WUNRN

http://www.wunrn.com

http://www.eldis.org/go/latest-news/news/is-it-make-or-break-time-for-gender-equality#.VToN3XkfrmI

Is It Make-or-Break Time for Gender Equality?

The Commission on the Status of Women is over for another year and feminists are demanding stronger political commitment.

“The year 2015 is the start of a make-or-break period for gender equality and women’s empowerment. We have to complete the work of the last 20 years. There is a great deal of unfinished business.

These were the words of Phumzile Mlambo-Ngcuka, Executive Director of UN Women at the 59th session of the Commission on the Status of Women (CSW59).

The annual event took place in New York City from 9-20 March 2015 and marked the 20 year anniversary of the Fourth World Conference on Women. More than 17,000 advocates for women’s rights from around the world gathered in Beijing, China for the 1995 event.

The Beijing Declaration and Platform for Action, which came out of the Fourth World Conference called on governments, the international community and civil society to take strategic action on 12 areas of concern, including women and health, violence, the economy, the environment and decision-making.

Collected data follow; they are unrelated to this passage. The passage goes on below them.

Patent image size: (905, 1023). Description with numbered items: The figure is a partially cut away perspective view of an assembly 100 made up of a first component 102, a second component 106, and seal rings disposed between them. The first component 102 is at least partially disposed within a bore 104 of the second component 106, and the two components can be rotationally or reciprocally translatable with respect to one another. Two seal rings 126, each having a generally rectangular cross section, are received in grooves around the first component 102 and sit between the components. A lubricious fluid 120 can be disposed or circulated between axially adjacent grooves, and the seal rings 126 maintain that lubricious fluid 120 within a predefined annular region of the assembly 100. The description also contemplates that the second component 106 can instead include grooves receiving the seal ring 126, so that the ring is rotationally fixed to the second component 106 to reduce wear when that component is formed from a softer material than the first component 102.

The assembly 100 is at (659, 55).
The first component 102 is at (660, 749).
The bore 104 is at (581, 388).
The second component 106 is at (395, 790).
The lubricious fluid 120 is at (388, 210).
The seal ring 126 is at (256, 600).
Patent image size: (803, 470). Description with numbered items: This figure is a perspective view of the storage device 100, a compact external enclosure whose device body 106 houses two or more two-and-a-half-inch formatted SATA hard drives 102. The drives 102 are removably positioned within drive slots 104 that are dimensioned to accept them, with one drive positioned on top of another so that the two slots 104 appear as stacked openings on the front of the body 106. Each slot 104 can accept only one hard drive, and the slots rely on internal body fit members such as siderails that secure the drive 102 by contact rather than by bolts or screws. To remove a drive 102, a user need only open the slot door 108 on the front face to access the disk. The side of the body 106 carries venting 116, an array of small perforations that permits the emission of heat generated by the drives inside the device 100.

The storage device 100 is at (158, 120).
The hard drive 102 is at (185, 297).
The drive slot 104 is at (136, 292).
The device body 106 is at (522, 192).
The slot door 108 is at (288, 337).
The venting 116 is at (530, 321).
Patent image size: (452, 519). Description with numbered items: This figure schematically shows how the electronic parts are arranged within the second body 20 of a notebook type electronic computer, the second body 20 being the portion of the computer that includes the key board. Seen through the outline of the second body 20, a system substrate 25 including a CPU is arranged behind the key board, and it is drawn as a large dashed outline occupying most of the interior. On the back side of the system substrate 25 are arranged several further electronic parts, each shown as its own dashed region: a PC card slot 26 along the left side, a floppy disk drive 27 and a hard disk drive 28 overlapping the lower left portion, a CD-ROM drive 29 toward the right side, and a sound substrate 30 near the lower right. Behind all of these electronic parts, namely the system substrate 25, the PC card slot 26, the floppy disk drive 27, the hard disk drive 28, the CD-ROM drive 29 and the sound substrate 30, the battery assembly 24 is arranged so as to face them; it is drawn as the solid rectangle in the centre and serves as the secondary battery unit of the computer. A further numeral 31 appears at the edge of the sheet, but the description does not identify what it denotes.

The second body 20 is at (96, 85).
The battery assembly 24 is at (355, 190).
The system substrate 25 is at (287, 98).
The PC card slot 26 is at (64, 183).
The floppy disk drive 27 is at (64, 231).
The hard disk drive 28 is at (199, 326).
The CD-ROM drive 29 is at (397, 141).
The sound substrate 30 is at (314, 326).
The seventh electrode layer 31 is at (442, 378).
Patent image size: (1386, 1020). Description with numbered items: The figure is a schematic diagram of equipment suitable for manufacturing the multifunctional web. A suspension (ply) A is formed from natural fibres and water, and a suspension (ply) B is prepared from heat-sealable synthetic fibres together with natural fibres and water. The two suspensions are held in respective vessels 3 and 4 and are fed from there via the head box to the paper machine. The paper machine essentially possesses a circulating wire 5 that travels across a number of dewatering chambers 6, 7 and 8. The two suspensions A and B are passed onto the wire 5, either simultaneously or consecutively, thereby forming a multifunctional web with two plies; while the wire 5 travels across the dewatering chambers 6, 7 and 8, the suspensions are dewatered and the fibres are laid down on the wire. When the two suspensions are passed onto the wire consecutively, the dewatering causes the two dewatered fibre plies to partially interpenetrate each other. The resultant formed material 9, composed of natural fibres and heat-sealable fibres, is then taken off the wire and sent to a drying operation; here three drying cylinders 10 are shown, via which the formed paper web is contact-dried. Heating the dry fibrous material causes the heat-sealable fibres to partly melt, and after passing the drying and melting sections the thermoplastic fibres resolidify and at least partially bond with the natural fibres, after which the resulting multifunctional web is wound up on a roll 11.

CSW59 took stock of progress and remaining challenges for the implementation of the Declaration and Platform for Action, as well as addressing opportunities for gender equality progress and the empowerment of women in the post-2015 development agenda.

Popular topics of discussion included sexual and gender-based violence, sexual and reproductive health and rights, the engagement men and boys for gender equality, women’s economic empowerment, conflict and political participation.

Over 8,000 people attended CSW59 and the hundreds of side events which took place around the United Nations headquarters. But many civil society representatives felt short changed, especially as the CSW political declaration was drafted weeks before the event even started, shutting them out of the decision making process.

The CSW59 declaration “is weak and general, and does not go far enough towards the kind of transformative change necessary to truly achieve the promises made in Beijing two decades ago…”

Another area of contention at CSW59 was discussions about how the Commission works. It was argued that most of the negotiations around the working methods resolution took place before the event. However, activists lobbied hard during the event in an attempt to influence the resolution and gain more civil society representation in CSW’s processes before it was finalised in the second week, many staying up late into the night, waiting outside as the negotiations rumbled on.

“No reference to women’s and feminist group’s involvement in negotiations at the CSW was left in the resolution, and there are real fears that this resolution, along with the pre-negotiated Declaration, increase the risk that women’s rights activists will be systematically excluded from real involvement in the outcomes of the Commission moving forward,“ wrote Shameem.

The disappointment in the CSW59 processes was reflected in a statement reflecting anger at the increasingly limited space for feminist and women's organisations to influence the outcomes of the session: “In a context of increasing attacks on the human rights of women and girls and closing space for civil society at all levels, from the national to the global, we had held up the CSW as a place where we could express our views and influence the development of critical policies that affect our lives and futures. Instead, it seems that governments are intent on closing even that door by trying to limit the robust participation of non-governmental organizations, restrict recognition of the human rights of women and girls and the norm-setting role of the CSW in this regard and skirt responsibility for implementing the Sustainable Development Goals. It seems they are intent on discussing everything about us, without us.”

“If the CSW no longer provides us with a forum for policy change and accountability that fully involves us, we will stay at home,” the statement warned.

The Sustainable Development Goals will be finalised later in 2015 and women’s rights advocates will be working hard to influence this process and hold their national governments to account in its implementation. Some are also pushing for a Fifth World Conference on women, hoping to build on the legendary Beijing event and push for the progress some felt CSW59 was lacking.